The countries or territories in the latter case will be specified by the Ministry of Economy as proposed by the Spanish National Securities Market Commission.
Securities and financial instruments deposited with branches of Spanish credit institutions located in non-European Union countries that have national investor compensation schemes equivalent to those in Spain will also not be secured.
The following securities will not be considered as secured, and will therefore not be covered by the Deposit Guarantee Fund for Credit Institutions.
- Deposits by other credit institutions on their own behalf and in their own name, and any by the subjects and financial institutions listed below:
- Stock exchange brokers and companies;
- Insurance undertakings;
- Real estate investment companies;
- Undertakings for collective investment in transferable securities and pension fund, securitisation fund and venture capital management companies and the deposits of the entities they manage;
- Financial advisors and portfolio management companies;
- Venture capital companies and the management companies thereof; and
- Any other financial institution defined in article 4.1.26) of Regulation (EU) No 575/2013 of the European Parliament and of the Council of 26 June 2013.

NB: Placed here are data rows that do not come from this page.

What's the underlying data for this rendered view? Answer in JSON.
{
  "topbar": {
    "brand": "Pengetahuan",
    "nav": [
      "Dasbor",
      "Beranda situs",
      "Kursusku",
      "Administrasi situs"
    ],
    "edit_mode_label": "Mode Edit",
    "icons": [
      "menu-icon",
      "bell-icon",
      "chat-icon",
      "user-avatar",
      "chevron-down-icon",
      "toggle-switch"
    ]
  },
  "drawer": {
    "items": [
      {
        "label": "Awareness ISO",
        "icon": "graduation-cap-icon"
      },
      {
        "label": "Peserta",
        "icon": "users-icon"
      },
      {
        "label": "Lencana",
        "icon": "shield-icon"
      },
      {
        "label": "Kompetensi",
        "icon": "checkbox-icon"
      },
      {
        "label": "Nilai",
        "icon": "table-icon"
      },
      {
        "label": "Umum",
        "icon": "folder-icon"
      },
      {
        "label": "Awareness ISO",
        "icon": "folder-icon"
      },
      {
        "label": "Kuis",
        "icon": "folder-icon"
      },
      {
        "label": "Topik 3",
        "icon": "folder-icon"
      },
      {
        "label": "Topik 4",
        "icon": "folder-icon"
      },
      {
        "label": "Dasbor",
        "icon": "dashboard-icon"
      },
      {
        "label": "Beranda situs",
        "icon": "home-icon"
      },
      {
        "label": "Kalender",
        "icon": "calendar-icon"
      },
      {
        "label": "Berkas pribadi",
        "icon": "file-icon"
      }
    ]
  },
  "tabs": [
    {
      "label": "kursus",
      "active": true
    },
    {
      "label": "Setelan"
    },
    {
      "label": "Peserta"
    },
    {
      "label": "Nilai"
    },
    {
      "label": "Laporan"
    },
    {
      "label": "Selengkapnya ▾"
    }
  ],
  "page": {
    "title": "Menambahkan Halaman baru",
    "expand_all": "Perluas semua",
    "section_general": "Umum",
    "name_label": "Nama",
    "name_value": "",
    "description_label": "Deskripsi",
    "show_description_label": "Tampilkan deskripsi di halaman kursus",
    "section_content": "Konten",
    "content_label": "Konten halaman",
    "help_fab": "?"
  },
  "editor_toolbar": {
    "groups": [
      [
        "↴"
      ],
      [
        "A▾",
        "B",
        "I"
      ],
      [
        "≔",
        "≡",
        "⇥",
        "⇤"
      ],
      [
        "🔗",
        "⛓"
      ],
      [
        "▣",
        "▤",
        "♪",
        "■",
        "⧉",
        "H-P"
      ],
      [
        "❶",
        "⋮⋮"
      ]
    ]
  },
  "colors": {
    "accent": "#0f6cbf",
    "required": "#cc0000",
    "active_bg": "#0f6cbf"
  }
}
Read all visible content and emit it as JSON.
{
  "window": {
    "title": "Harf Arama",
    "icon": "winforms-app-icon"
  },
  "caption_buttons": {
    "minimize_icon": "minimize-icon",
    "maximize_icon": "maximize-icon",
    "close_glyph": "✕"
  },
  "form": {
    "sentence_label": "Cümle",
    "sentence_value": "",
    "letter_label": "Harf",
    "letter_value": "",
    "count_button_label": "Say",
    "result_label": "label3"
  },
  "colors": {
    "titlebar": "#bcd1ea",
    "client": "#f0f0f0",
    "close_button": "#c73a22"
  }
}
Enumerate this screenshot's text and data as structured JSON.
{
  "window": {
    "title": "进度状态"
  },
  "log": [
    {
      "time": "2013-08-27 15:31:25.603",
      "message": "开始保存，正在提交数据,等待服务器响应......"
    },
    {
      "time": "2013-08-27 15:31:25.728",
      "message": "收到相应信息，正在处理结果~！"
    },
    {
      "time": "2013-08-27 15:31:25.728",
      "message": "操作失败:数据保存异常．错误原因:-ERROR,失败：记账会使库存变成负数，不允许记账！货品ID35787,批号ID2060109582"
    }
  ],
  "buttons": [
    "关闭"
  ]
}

- The institution's own funds as per the definition in article 4.1.118) of Regulation (EU) No 575/2013 of the European Parliament and of the Council of 26 June 2013, irrespective of the amount qualifying as such.
- Debt securities issued by the credit institution in question, including promissory notes and trade bills.
- Deposits whose holder has not been identified, pursuant to Act 10/2010 of 28 April on money laundering and the financing of terrorism, or which derive from transactions that resulted in an irrevocable criminal sentence for money laundering.
- Deposits held by the institution on behalf of public administrations, except for those held on behalf of local authorities with an annual budget of EUR 500,000 or less.
Moreover, and irrespective of whether they are included when calculating contributions, the obligation to reimburse secured amounts will not apply for deposits that were made:
- In breach of prevailing legal provisions, especially those deriving from operations that have resulted in a criminal conviction for money laundering crimes.
- By clients obtaining, for personal gains, financial conditions that have contributed to worsening the institution's position, provided this has been determined in an outright sentence.
- By parties acting on behalf of any depositors excluded in accordance with this and the previous section, or jointly with any parties stipulated in the previous two points.
Nevertheless, as per the deadlines stipulated in article 9.1 of the aforesaid royal decree, should the Management Committee decide that circumstances exist demonstrating a relationship with or the involvement of a depositor that give rise to the obligation to indemnify, payment of the corresponding compensation may be suspended while no court ruling is handed down, at the request of a party, stipulating that there is no such relationship or involvement. The Fund will have the same powers when a depositor or any other party with entitlement to or interest in the deposit has been indicted or convicted for crimes related with money laundering, should the summary procedure regulated by Title III of Book IV of Spain's Penal Procedural Act have commenced and until completion of said procedure.